May não convenceu aliados e acordo do “Brexit” pode ser chumbado de novo
Parecer jurídico do procurador-geral britânico assume que os riscos do backstop se reduziram, mas não desapareceram. E os conservadores eurocépticos e DUP hesitam em apoiar o acordo de saída, na votação decisiva desta terça-feira.
As garantias “juridicamente vinculativas” ao tratado de saída do Reino Unido da União Europeia, que Theresa May anunciou ao final da noite de segunda-feira, em Estrasburgo, podem não ser suficientes para que os seus aliados no Parlamento dêem luz verde ao acordo, na votação decisiva desta terça-feira na Câmara dos Comuns.
A primeira-ministra britânica apresentou três documentos que, na visão do Governo, asseguram que o backstop – a cláusula de salvaguarda para evitar o regresso da fronteira à ilha da Irlanda – não deixará o Reino Unido “indefinidamente preso” às regras europeias.
O primeiro é um instrumento interpretativo que oferece força legal à carta que Jean-Claude Juncker (presidente da Comissão Europeia) e Donald Tusk (presidente do Conselho Europeu) escreveram em Janeiro, a defender que o backstop não será uma solução permanente.
O segundo é uma declaração conjunta que decreta que as duas partes vão procurar “disposições alternativas” e em “boa-fé” ao backstop, durante os próximos 20 meses. E o terceiro é uma declaração unilateral do Reino Unido definindo que pode solicitar o fim do backstop a um painel de arbitragem independente, caso entenda que a UE não está a fazer esforços suficientes para arranjar uma alternativa.
Mas tanto os conservadores eurocépticos como os unionistas norte-irlandeses, que apoiam o executivo no Parlamento, não parecem convencidos com as novidades trazidas de França , após uma reunião de última hora segunda-feira à noite com Juncker e Michel Barnier (negociador-chefe da UE para o “Brexit”).
“Na nossa opinião, não foram conseguidos progressos suficientes até ao momento”, disse o Partido Unionista Democrático (DUP) irlandês em comunicado. “Parece-nos claro que os riscos de mantêm e que o Reino Unido pode ficar impedido de sair legalmente do backstop caso este seja activado”
Contra May joga o parecer jurídico divulgado esta terça-feira pelo procurador-geral Geoffrey Cox aos novos desenvolvimentos. Segundo Cox – que foi uma das últimas armas do Governo para negociar com Bruxelas –, das concessões obtidas resulta uma “redução do risco” de o país ficar preso à UE, mas não a sua eliminação.
Sendo o backstop accionado por “não haver um incumprimento demonstrável de nenhuma das partes”, mas “simplesmente por divergências intratáveis” entre elas, o Reino Unido fica “sem meios internacionalmente legais para abandonar o protocolo”. “Os riscos legais permanecem inalterados”, assumiu Cox.
Ora para a facção hard-brexiteer do Partido Conservador e para os dez deputados do DUP estas conclusões não garantem um limite temporário do backstop, nem permitem ao Reino Unido suprimir unilateralmente o mecanismo.
“À luz da nossa própria avaliação legal e de outras, não recomendamos à aceitação da moção de hoje do Governo”, defendeu Bill Cash, conservador e membro do ERG [European Research Group, o grupo de deputados eurocépticos conservadores].

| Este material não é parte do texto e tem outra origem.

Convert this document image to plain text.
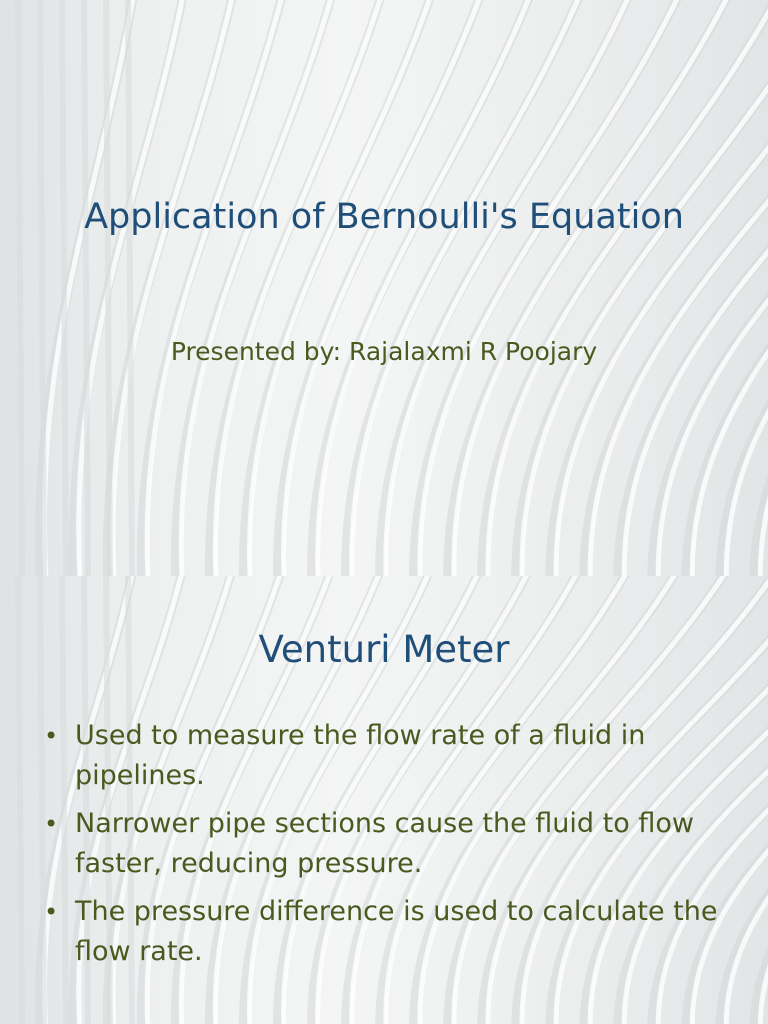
Application of Bernoulli's Equation
Presented by: Rajalaxmi R Poojary
Venturi Meter
• Used to measure the flow rate of a fluid in pipelines.
• Narrower pipe sections cause the fluid to flow faster, reducing pressure.
• The pressure difference is used to calculate the flow rate.
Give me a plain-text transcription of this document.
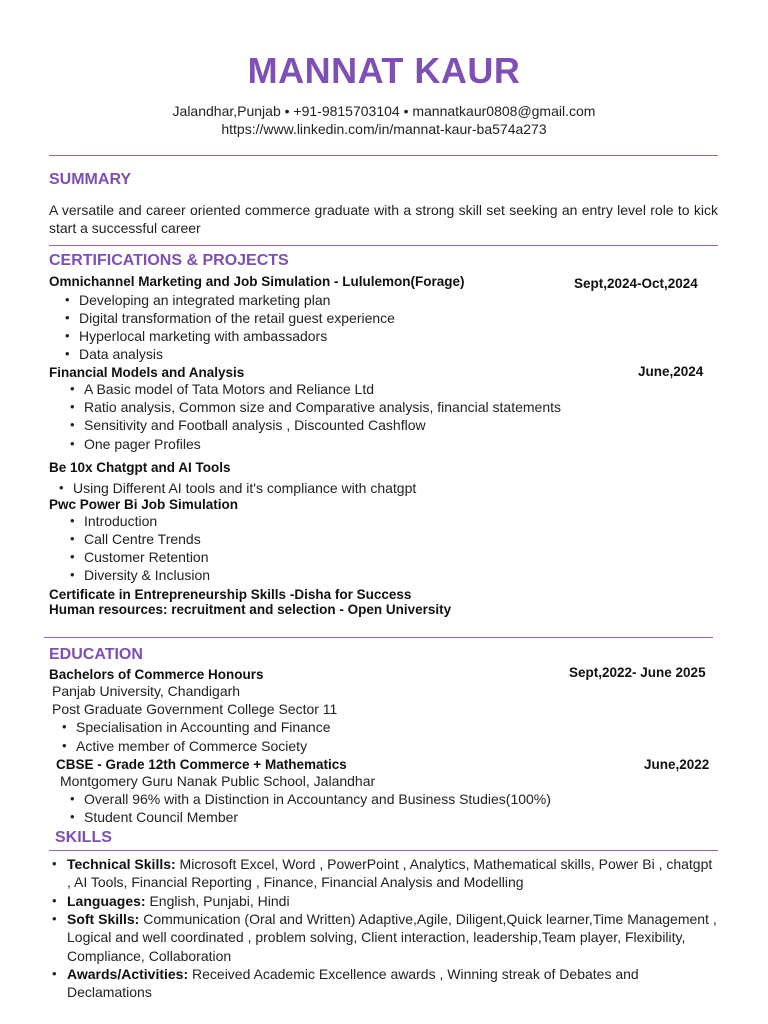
MANNAT KAUR
Jalandhar,Punjab • +91-9815703104 • mannatkaur0808@gmail.com
https://www.linkedin.com/in/mannat-kaur-ba574a273
SUMMARY
A versatile and career oriented commerce graduate with a strong skill set seeking an entry level role to kick start a successful career
CERTIFICATIONS & PROJECTS
Omnichannel Marketing and Job Simulation - Lululemon(Forage)	Sept,2024-Oct,2024
• Developing an integrated marketing plan
• Digital transformation of the retail guest experience
• Hyperlocal marketing with ambassadors
• Data analysis
Financial Models and Analysis	June,2024
• A Basic model of Tata Motors and Reliance Ltd
• Ratio analysis, Common size and Comparative analysis, financial statements
• Sensitivity and Football analysis , Discounted Cashflow
• One pager Profiles
Be 10x Chatgpt and AI Tools
• Using Different AI tools and it's compliance with chatgpt
Pwc Power Bi Job Simulation
• Introduction
• Call Centre Trends
• Customer Retention
• Diversity & Inclusion
Certificate in Entrepreneurship Skills -Disha for Success
Human resources: recruitment and selection - Open University
EDUCATION
Bachelors of Commerce Honours	Sept,2022- June 2025
Panjab University, Chandigarh
Post Graduate Government College Sector 11
• Specialisation in Accounting and Finance
• Active member of Commerce Society
CBSE - Grade 12th Commerce + Mathematics	June,2022
Montgomery Guru Nanak Public School, Jalandhar
• Overall 96% with a Distinction in Accountancy and Business Studies(100%)
• Student Council Member
SKILLS
• Technical Skills: Microsoft Excel, Word , PowerPoint , Analytics, Mathematical skills, Power Bi , chatgpt , AI Tools, Financial Reporting , Finance, Financial Analysis and Modelling
• Languages: English, Punjabi, Hindi
• Soft Skills: Communication (Oral and Written) Adaptive,Agile, Diligent,Quick learner,Time Management , Logical and well coordinated , problem solving, Client interaction, leadership,Team player, Flexibility, Compliance, Collaboration
• Awards/Activities: Received Academic Excellence awards , Winning streak of Debates and Declamations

O backstop pretende evitar a reposição dos controlos alfandegários entre Irlanda do Norte e República da Irlanda e pôr em causa os acordos de paz que puseram fim ao conflito na ilha. Mas dele resulta a manutenção do Reino Unido numa união aduaneira com a UE e o alinhamento do território norte-irlandês com o mercado único, caso Londres e Bruxelas não encontrem uma solução alternativa até ao final de 2020.
Sem o apoio dos seus aliados no Parlamento e com a oposição decidida a votar contra, o Governo corre sérios riscos de ver novamente chumbado o acordo do “Brexit”, dois meses depois de a sua primeira versão ter sido rejeitada por 230 deputados.
A votação na Câmara dos Comuns de Westminster começa às 19h desta terça-feira.